Desenho de André Toma



Era véspera de Natal, Andréa esperava pelo homem que teria de matar. Tinha sido preparada para aquele momento por Arlete, chefe da Homicídios. Ela ficaria em sua casa esperando pelo ’serial killer’ que já tinha matado, por estrangulamento, dezessete moças. Todas com o mesmo perfil e Andréa se encaixava nele. Uma mulher bonita e ferida no rosto.


Arlete sabia o que fazia quando a escolheu para aquela cilada. Todo o Departamento contava com o sucesso dessa emboscada. Era através de um anuncio de jornal que ele vinha. O anuncio mostrava a foto de Andréa e dizia que gostava de rapazes carinhosos e bonitos. Ela estava linda e mostrava muito bem a cicatriz que marcava o seu rosto do lado direito. Trabalho de mestre, feito por um maquiador de teatro, conhecido de Arlete.


Andréa olhava pela janela perscrutando o tempo, e tudo o que teria de fazer quando chegasse a hora de enfrentar o que vinha pela frente.

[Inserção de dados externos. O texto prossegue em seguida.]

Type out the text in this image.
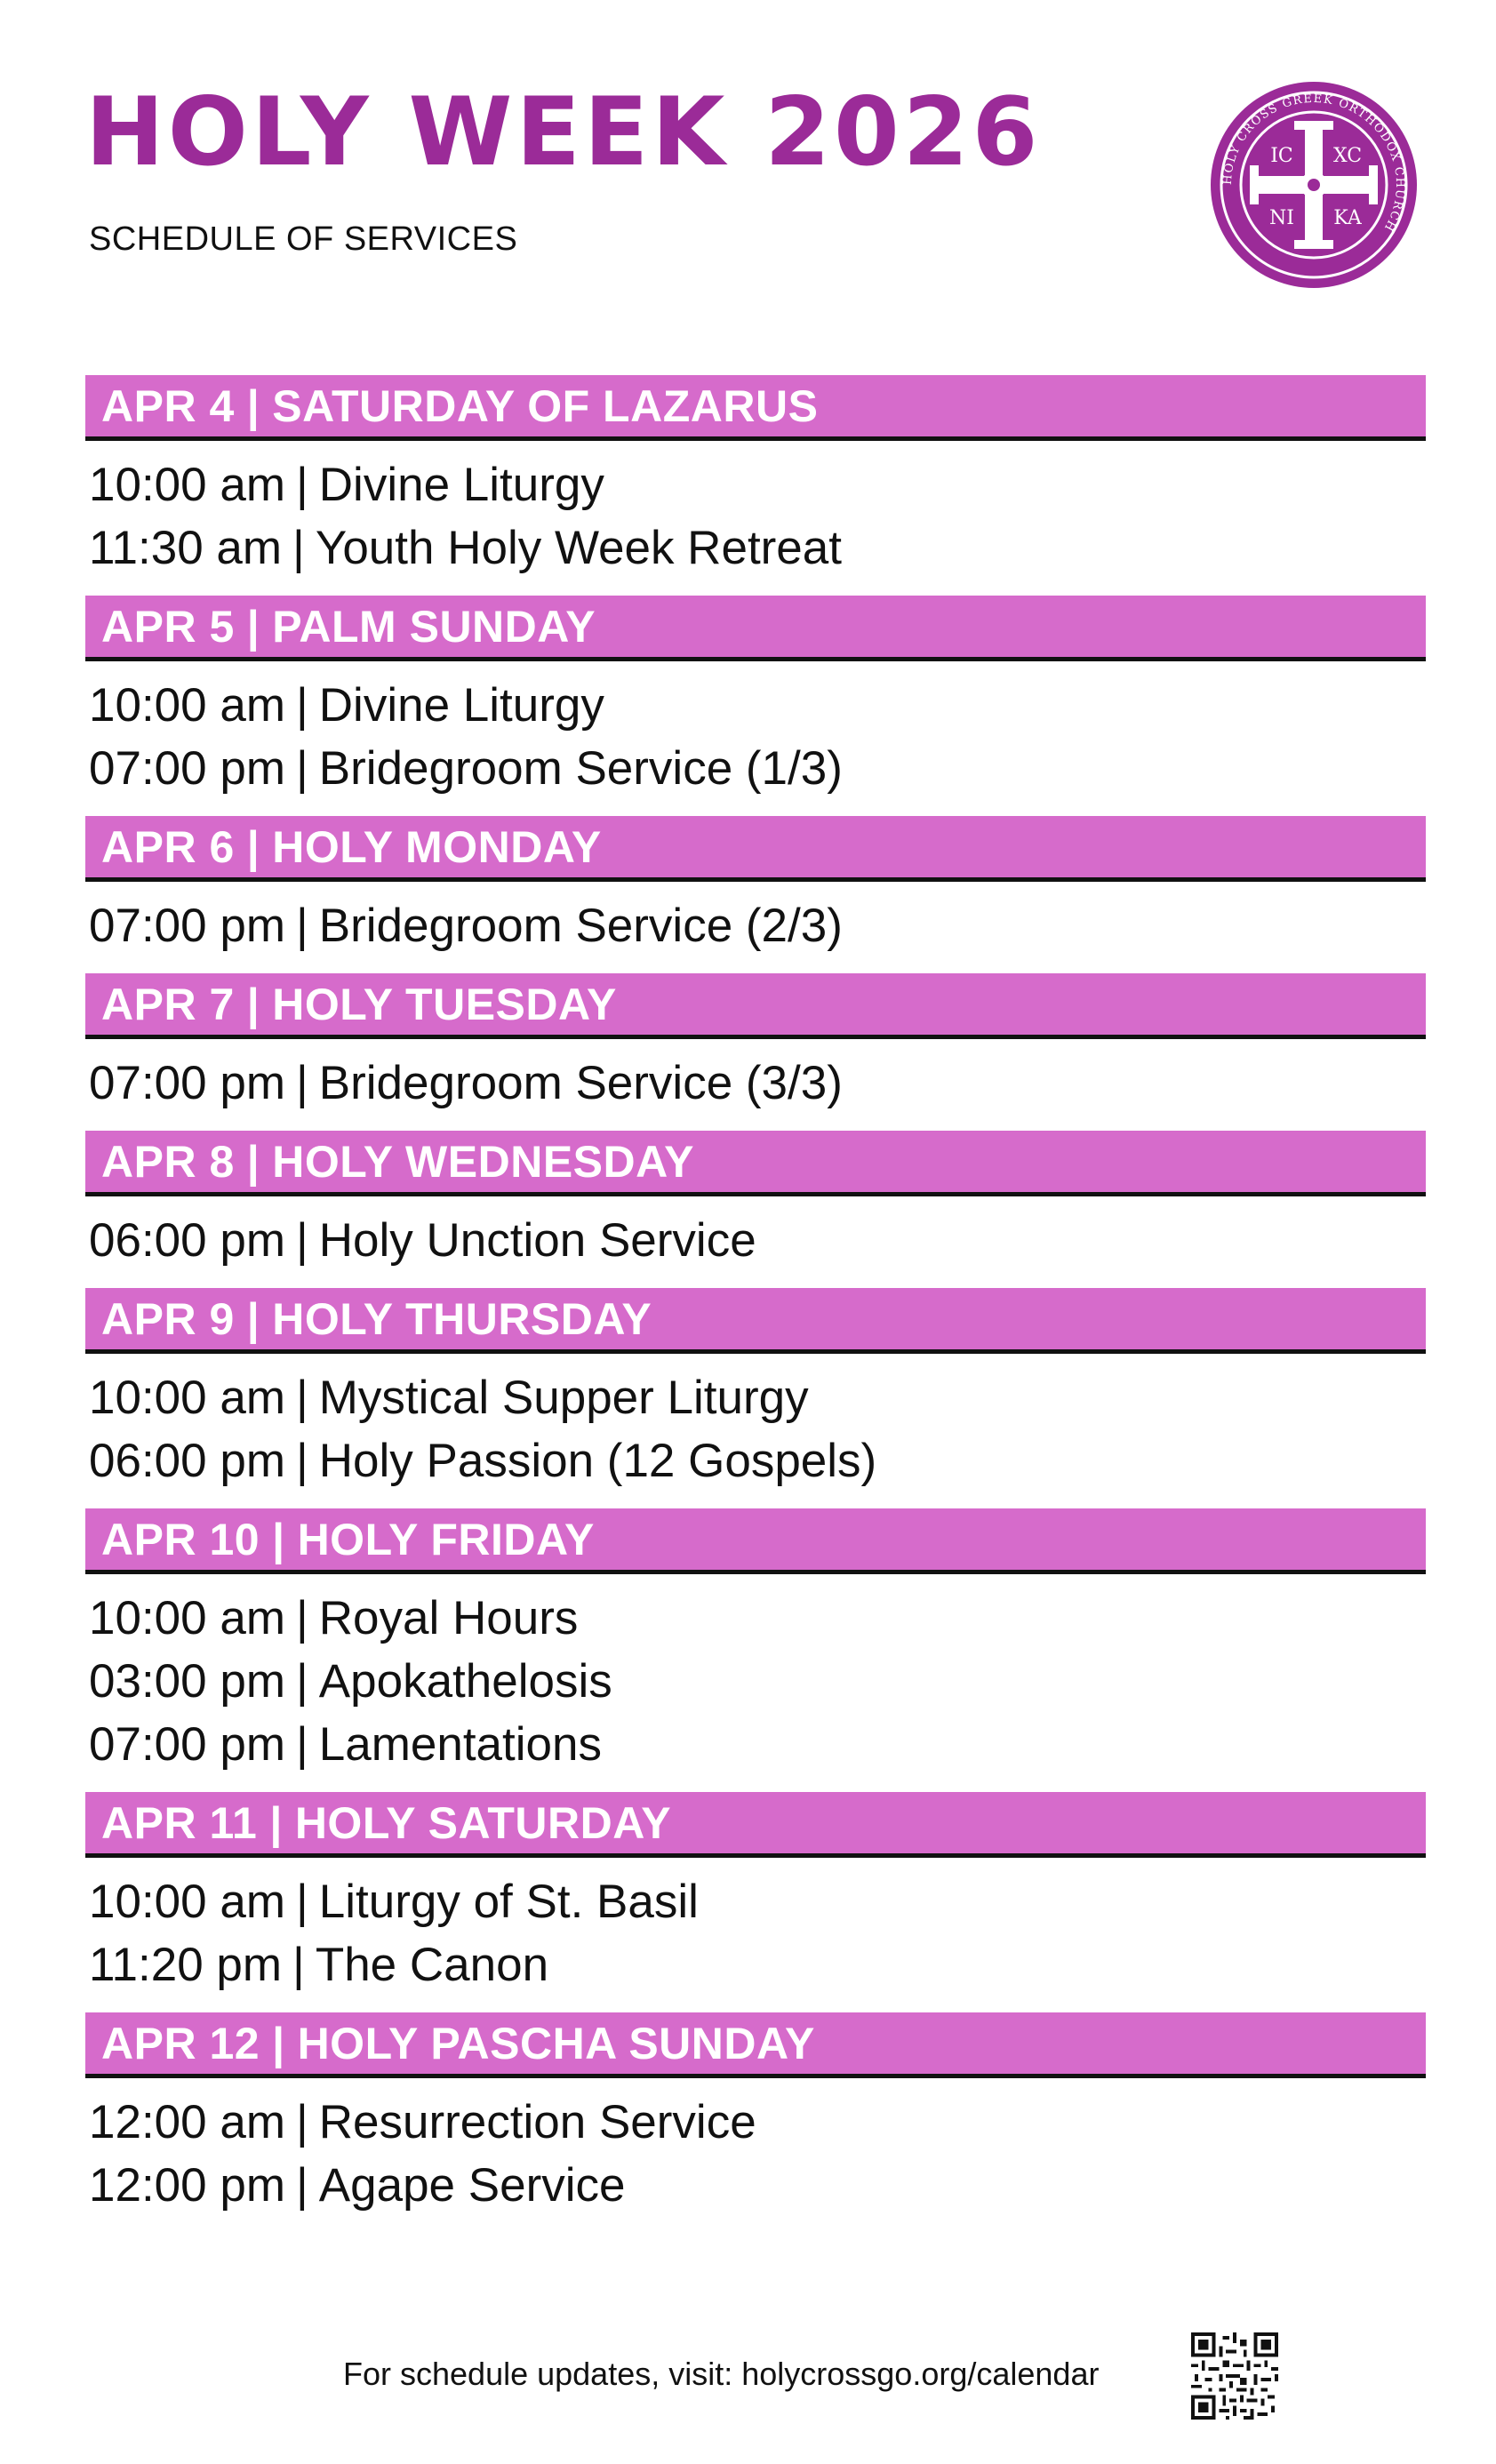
HOLY WEEK 2026
SCHEDULE OF SERVICES
HOLY CROSS GREEK ORTHODOX CHURCH
IC XC
NI KA
APR 4 | SATURDAY OF LAZARUS
10:00 am | Divine Liturgy
11:30 am | Youth Holy Week Retreat
APR 5 | PALM SUNDAY
10:00 am | Divine Liturgy
07:00 pm | Bridegroom Service (1/3)
APR 6 | HOLY MONDAY
07:00 pm | Bridegroom Service (2/3)
APR 7 | HOLY TUESDAY
07:00 pm | Bridegroom Service (3/3)
APR 8 | HOLY WEDNESDAY
06:00 pm | Holy Unction Service
APR 9 | HOLY THURSDAY
10:00 am | Mystical Supper Liturgy
06:00 pm | Holy Passion (12 Gospels)
APR 10 | HOLY FRIDAY
10:00 am | Royal Hours
03:00 pm | Apokathelosis
07:00 pm | Lamentations
APR 11 | HOLY SATURDAY
10:00 am | Liturgy of St. Basil
11:20 pm | The Canon
APR 12 | HOLY PASCHA SUNDAY
12:00 am | Resurrection Service
12:00 pm | Agape Service
For schedule updates, visit: holycrossgo.org/calendar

Uma longa tarde parecia ter começado. A sombra da árvore do jardim balançava inquieta refletindo-se na parede da sala. Não podia recuar agora. Tudo flutuava em seus pensamentos como uma mancha vermelha. Teria que buscar forças no desespero das moças que apodreciam em seus caixões.


Andréa queria ter um lugar de destaque na Homicídios e não poupou esforços para conseguir ser notada por Arlete, a loira durona do Departamento.


Uma sombra de homem foi projetada na parede da sala. Era ele. Tremula, se preparou para abrir a porta. O teto da sala balançava desigual. Ela mergulhou nas profundezas de seu medo deixando-se desfalecer. Respirou fundo segurando-se na estante do corredor que dava para a porta de entrada. Sua mão bateu no anjo de porcelana que voou longe, indo se espatifar contra a porta.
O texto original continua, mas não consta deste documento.